Noires Filles des Nuits, douces et chères ombres,
Couvrez bien mon ennui de votre obscurité,
La douleur que je sens redoute la clarté,
Et si je vous fais part de mes peines secrètes,
C'est parce qu'on sait bien que vous êtes discrètes.
Ecoutez donc mon mal et plaignez mon tourment,
Je le veux consulter avec vous seulement.
Une douce surprise, un désordre agréable,
Par une émotion qui n'est point exprimable,
Allume un feu secret dans le fond de mon coeur,
Qui le touche et l'agite, et s'en rend le vainqueur.
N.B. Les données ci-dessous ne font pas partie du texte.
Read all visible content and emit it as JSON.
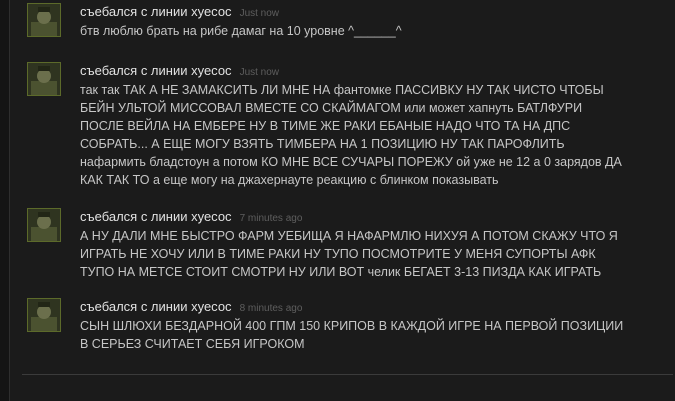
{
  "comments": [
    {
      "author": "съебался с линии хуесос",
      "time": "Just now",
      "lines": [
        "бтв люблю брать на рибе дамаг на 10 уровне ^______^"
      ]
    },
    {
      "author": "съебался с линии хуесос",
      "time": "Just now",
      "lines": [
        "так так ТАК А НЕ ЗАМАКСИТЬ ЛИ МНЕ НА фантомке ПАССИВКУ НУ ТАК ЧИСТО ЧТОБЫ",
        "БЕЙН УЛЬТОЙ МИССОВАЛ ВМЕСТЕ СО СКАЙМАГОМ или может хапнуть БАТЛФУРИ",
        "ПОСЛЕ ВЕЙЛА НА ЕМБЕРЕ НУ В ТИМЕ ЖЕ РАКИ ЕБАНЫЕ НАДО ЧТО ТА НА ДПС",
        "СОБРАТЬ... А ЕЩЕ МОГУ ВЗЯТЬ ТИМБЕРА НА 1 ПОЗИЦИЮ НУ ТАК ПАРОФЛИТЬ",
        "нафармить бладстоун а потом КО МНЕ ВСЕ СУЧАРЫ ПОРЕЖУ ой уже не 12 а 0 зарядов ДА",
        "КАК ТАК ТО а еще могу на джахернауте реакцию с блинком показывать"
      ]
    },
    {
      "author": "съебался с линии хуесос",
      "time": "7 minutes ago",
      "lines": [
        "А НУ ДАЛИ МНЕ БЫСТРО ФАРМ УЕБИЩА Я НАФАРМЛЮ НИХУЯ А ПОТОМ СКАЖУ ЧТО Я",
        "ИГРАТЬ НЕ ХОЧУ ИЛИ В ТИМЕ РАКИ НУ ТУПО ПОСМОТРИТЕ У МЕНЯ СУПОРТЫ АФК",
        "ТУПО НА МЕТСЕ СТОИТ СМОТРИ НУ ИЛИ ВОТ челик БЕГАЕТ 3-13 ПИЗДА КАК ИГРАТЬ"
      ]
    },
    {
      "author": "съебался с линии хуесос",
      "time": "8 minutes ago",
      "lines": [
        "СЫН ШЛЮХИ БЕЗДАРНОЙ 400 ГПМ 150 КРИПОВ В КАЖДОЙ ИГРЕ НА ПЕРВОЙ ПОЗИЦИИ",
        "В СЕРЬЕЗ СЧИТАЕТ СЕБЯ ИГРОКОМ"
      ]
    }
  ]
}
C'est là que triomphant de mon âme asservie,
Il unit sa chaleur à celle de ma vie,
Et que par un excès qui m'est délicieux,
Il produit la langueur qui paraît dans mes voeux:
Mais parmi ce torrent de tourment et de flamme,
Je ne sais quoi de doux se coule dans mon âme,
Je trouve tant d'appas dans mon propre malheur,
Que je ne puis juger si c'est joie ou douleur:
Hélas! je n'en sais rien, toutefois il me semble
Que ce pourrait bien être et l'un et l'autre ensemble;
Et tout ce que j'en sais, c'est que j'ai vu Tircis;
Qu'avant que de le voir, j'avais moins de soucis,
Et que depuis ce jour, j'ai toujours eu dans l'âme
La peine, la douleur, la tristesse, et la flamme
Rien ne me divertit, je ne dors point la nuit,
J'aime la solitude, et le monde me nuit,
Je ne saurais penser qu'aux peines que j'endure,
Je prends même plaisir d'irriter ma blessure,
J'entretiens des pensers que je devrais bannir,
Je pousse des sanglots que je veux retenir;
Lorsque l'on parle à moi, je ne saurais rien dire,
Je rêve, je languis, je pleure, je soupire,
Au seul nom de Tircis je change de couleur,
Quand il est près de moi j'ai bien moins de douleur,
Sitôt qu'il est parti je ne suis plus la même.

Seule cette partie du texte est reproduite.